Second, as the world’s largest archipelagic state Indonesia uses maritime diplomacy for cooperative regional relationships, thereby achieving two objectives: First, ensuring its security and second, by actively resolving its border disputes and demonstrating its leadership credentials by mediating interstate regional boundary disputes. Today’s regional geopolitics, characterized by the rise of maritime powers in Asia and beyond, has increasingly made our sea-lanes and maritime choke-points (the Malacca, Sunda, Lombok and Makassar straits) critical, and therefore consequential to our foreign-policy strategic planners.

The maritime axis doctrine has not really elaborated a strategy to manage the Malacca Strait. As one of the world’s busiest straits and reputed as the artery of global economy, the Malacca Strait is among the most important choke points for global trade. However, Indonesia reportedly loses more than Rp 30 trillion (US$2.3 billion) annually from the illegal parking of vessels and illegal fishing activities in the strait.

Therefore, securing and managing the Malacca Strait with other littoral states are highly important. One key aspect is urging more contributions in aid and capacity building from the user states through the International Maritime Organization.

 Third, Indonesia’s plan to enhance inter-island connectivity by building 24 seaports and deep sea ports as well as upgrading port infrastructure may face economic challenges. The maritime sector has been marginalized for too long in the national development agenda. Indonesia is yet to set up a special fund to boost infrastructure development and has so far relied on foreign investment. In comparison, China has launched a $40 billion Maritime Silk Fund and the Asian Infrastructure Investment Bank to support its 21st century Maritime Silk Road.
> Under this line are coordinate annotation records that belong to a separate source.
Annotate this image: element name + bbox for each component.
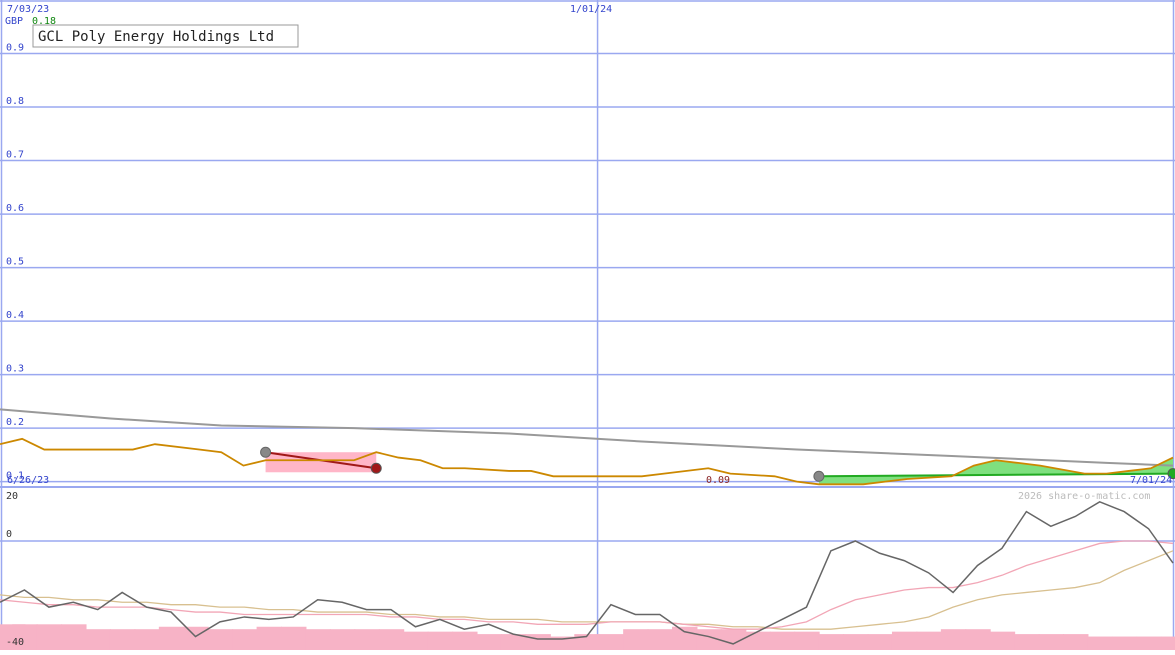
histogram-bar bbox=[940, 629, 967, 650]
histogram-bar bbox=[476, 634, 502, 650]
histogram-bar bbox=[672, 626, 698, 650]
histogram-bar bbox=[329, 629, 356, 650]
sell-exit-marker bbox=[370, 462, 382, 474]
histogram-bar bbox=[85, 629, 111, 650]
histogram-bar bbox=[427, 631, 454, 650]
mid-date-label: 1/01/24 bbox=[570, 4, 612, 15]
watermark: 2026 share-o-matic.com bbox=[1018, 491, 1150, 502]
histogram-bar bbox=[745, 631, 771, 650]
moving-average-line bbox=[0, 408, 1174, 467]
histogram-bar bbox=[769, 631, 796, 650]
histogram-bar bbox=[158, 626, 185, 650]
histogram-bar bbox=[965, 629, 991, 650]
histogram-bar bbox=[843, 634, 869, 650]
histogram-bar bbox=[256, 626, 283, 650]
histogram-bar bbox=[1111, 636, 1138, 650]
price-tick-label: 0.6 bbox=[6, 203, 24, 214]
histogram-bar bbox=[207, 629, 234, 650]
oscillator-oscillator-line bbox=[0, 500, 1174, 645]
footer-start-date: 6/26/23 bbox=[7, 475, 49, 486]
price-tick-label: 0.9 bbox=[6, 43, 24, 54]
histogram-bar bbox=[891, 631, 918, 650]
histogram-bar bbox=[1038, 634, 1065, 650]
histogram-bar bbox=[989, 631, 1016, 650]
histogram-bar bbox=[818, 634, 845, 650]
histogram-bar bbox=[36, 624, 63, 650]
histogram-bar bbox=[1136, 636, 1162, 650]
histogram-bar bbox=[623, 629, 649, 650]
histogram-bar bbox=[647, 629, 674, 650]
price-tick-label: 0.8 bbox=[6, 96, 24, 107]
chart-canvas: 0.10.20.30.40.50.60.70.80.9200-40 7/03/2… bbox=[0, 0, 1175, 650]
histogram-bar bbox=[378, 629, 405, 650]
histogram-bar bbox=[525, 634, 551, 650]
histogram-bar bbox=[403, 631, 429, 650]
histogram-bar bbox=[1087, 636, 1113, 650]
histogram-bar bbox=[61, 624, 87, 650]
oscillator-tick-label: -40 bbox=[6, 637, 24, 648]
oscillator-histogram bbox=[0, 624, 1175, 650]
oscillator-lines bbox=[0, 500, 1174, 645]
histogram-bar bbox=[232, 629, 258, 650]
currency-label: GBP bbox=[5, 16, 23, 27]
histogram-bar bbox=[1160, 636, 1175, 650]
histogram-bar bbox=[354, 629, 380, 650]
footer-end-date: 7/01/24 bbox=[1130, 475, 1172, 486]
buy-trade-region bbox=[818, 457, 1173, 485]
price-tick-label: 0.5 bbox=[6, 257, 24, 268]
y-tick-labels: 0.10.20.30.40.50.60.70.80.9200-40 bbox=[6, 43, 24, 648]
price-tick-label: 0.7 bbox=[6, 150, 24, 161]
histogram-bar bbox=[867, 634, 893, 650]
buy-entry-marker bbox=[813, 470, 825, 482]
sell-entry-marker bbox=[260, 446, 272, 458]
price-gridlines bbox=[0, 0, 1175, 650]
price-tick-label: 0.2 bbox=[6, 417, 24, 428]
histogram-bar bbox=[1014, 634, 1040, 650]
histogram-bar bbox=[794, 631, 820, 650]
histogram-bar bbox=[916, 631, 942, 650]
buy-trade-line bbox=[818, 472, 1174, 478]
histogram-bar bbox=[305, 629, 331, 650]
low-price-label: 0.09 bbox=[706, 475, 730, 486]
chart-title: GCL Poly Energy Holdings Ltd bbox=[38, 29, 274, 45]
histogram-bar bbox=[109, 629, 136, 650]
histogram-bar bbox=[598, 634, 625, 650]
histogram-bar bbox=[1063, 634, 1089, 650]
price-tick-label: 0.3 bbox=[6, 364, 24, 375]
histogram-bar bbox=[452, 631, 478, 650]
price-tick-label: 0.4 bbox=[6, 310, 24, 321]
oscillator-tick-label: 0 bbox=[6, 529, 12, 540]
histogram-bar bbox=[134, 629, 160, 650]
share-chart: 0.1 0.2 0.3 0.4 0.5 0.6 0.7 0.8 0.9 20 0 -40 7/03/2… bbox=[0, 0, 1175, 650]
histogram-bar bbox=[281, 626, 307, 650]
oscillator-tick-label: 20 bbox=[6, 491, 18, 502]
start-date-label: 7/03/23 bbox=[7, 4, 49, 15]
The 21st century will unequivocally be a maritime century. Most global commerce moves by sea, most of the world’s population lives within 200 miles of the coast, the world continues to rely on the sea as a source of protein, and the ocean ecosystem lies at the heart of global climate change. Consequently, a state’s ability to project a clear vision on maritime issues will define this century’s international politics. Thus Indonesia’s ability to mainstream ocean-related issues in international fora as well as projecting its strategic vision as the chair of the Indian Ocean Rim Association (IORA) for 2015-2017 will determine whether Indonesia can become a global maritime axis or not.

The writer, Pandu Utama Manggala, Jakarta a diplomat, completed his double master’s degree in international relations and diplomacy at the Australian National University with first class honors.